During previous committee hearings on the measure, Kirk Chewning, a principal in a St. Croix company receiving Economic Development Commission benefits, testified he believed the bill could eventually draw in tens of millions of dollars in revenue and someday create 500 to 1,000 jobs. However, Chewning’s calculations assumed constant growth at the rate the market grew in 2005 – an assumption that did not take into account any effect from the worldwide economic collapse caused by the financial industry in 2008.
Oran Bowry, Banco Popular’s senior vice president of operations for the Virgin Islands region, offered the Legislature official numbers from Puerto Rico that were less than a quarter of Chewning’s estimates.
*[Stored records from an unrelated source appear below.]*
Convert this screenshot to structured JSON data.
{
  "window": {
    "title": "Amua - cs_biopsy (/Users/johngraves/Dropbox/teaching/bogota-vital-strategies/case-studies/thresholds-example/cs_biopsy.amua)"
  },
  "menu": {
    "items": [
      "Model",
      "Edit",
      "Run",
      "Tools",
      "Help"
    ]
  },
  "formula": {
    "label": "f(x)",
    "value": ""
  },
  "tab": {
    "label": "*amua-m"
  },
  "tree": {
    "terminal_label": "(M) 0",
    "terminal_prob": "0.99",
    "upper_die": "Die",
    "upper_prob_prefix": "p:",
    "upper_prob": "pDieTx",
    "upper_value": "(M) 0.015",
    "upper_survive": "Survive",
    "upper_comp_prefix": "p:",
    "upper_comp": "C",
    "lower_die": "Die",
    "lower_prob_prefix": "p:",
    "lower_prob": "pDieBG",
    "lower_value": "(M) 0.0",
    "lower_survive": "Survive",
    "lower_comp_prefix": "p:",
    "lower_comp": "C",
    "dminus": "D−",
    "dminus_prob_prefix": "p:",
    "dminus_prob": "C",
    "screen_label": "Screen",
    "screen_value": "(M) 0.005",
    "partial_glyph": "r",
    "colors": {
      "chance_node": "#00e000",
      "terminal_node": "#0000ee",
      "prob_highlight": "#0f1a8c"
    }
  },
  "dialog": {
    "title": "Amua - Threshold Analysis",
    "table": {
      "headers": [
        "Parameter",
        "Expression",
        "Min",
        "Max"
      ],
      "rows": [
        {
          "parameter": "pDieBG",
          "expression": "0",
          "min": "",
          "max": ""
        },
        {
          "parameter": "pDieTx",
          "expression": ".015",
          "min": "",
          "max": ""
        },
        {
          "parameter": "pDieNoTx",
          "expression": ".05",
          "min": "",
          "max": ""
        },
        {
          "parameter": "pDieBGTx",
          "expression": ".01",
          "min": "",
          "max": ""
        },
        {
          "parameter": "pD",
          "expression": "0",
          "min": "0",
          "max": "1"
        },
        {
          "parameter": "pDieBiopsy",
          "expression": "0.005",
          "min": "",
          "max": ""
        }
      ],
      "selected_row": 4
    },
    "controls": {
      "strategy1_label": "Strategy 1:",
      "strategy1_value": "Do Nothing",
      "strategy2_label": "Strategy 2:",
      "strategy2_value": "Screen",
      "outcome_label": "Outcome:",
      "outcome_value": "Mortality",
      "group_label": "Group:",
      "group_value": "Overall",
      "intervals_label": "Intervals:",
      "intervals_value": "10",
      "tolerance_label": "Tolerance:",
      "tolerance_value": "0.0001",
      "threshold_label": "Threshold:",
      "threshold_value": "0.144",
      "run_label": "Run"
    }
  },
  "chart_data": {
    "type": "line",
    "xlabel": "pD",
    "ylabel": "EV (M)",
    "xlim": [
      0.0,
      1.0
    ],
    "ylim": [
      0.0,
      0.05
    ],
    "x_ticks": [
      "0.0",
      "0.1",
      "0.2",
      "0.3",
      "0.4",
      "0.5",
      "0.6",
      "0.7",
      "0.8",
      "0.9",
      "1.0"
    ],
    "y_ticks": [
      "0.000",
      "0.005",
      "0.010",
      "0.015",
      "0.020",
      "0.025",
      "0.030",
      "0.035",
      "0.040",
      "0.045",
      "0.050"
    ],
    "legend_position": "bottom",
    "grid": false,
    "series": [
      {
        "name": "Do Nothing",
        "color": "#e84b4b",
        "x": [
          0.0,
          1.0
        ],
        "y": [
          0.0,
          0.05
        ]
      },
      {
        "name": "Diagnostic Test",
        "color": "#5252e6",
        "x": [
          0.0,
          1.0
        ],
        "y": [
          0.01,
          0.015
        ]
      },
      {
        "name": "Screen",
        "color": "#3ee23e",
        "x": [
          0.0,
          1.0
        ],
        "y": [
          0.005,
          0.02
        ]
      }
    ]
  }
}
The economic impact of Puerto Rico’s international banking entities program is slight and shrinking, she said.
"The result has been little-to-no revenue infusion, no economic activity and no measurable financial benefit to the government of Puerto Rico," Bowry said. The law allowing international banking entities "has not generated significant business, it has not created job opportunities, and no calculable investments have been made to stimulate the Puerto Rico economy that can be directed attributed to the IBE market.”
The bill, as amended, was approved by the Senate unanimously, with 14 senator voting yea. Sen. Craig Barshinger was absent.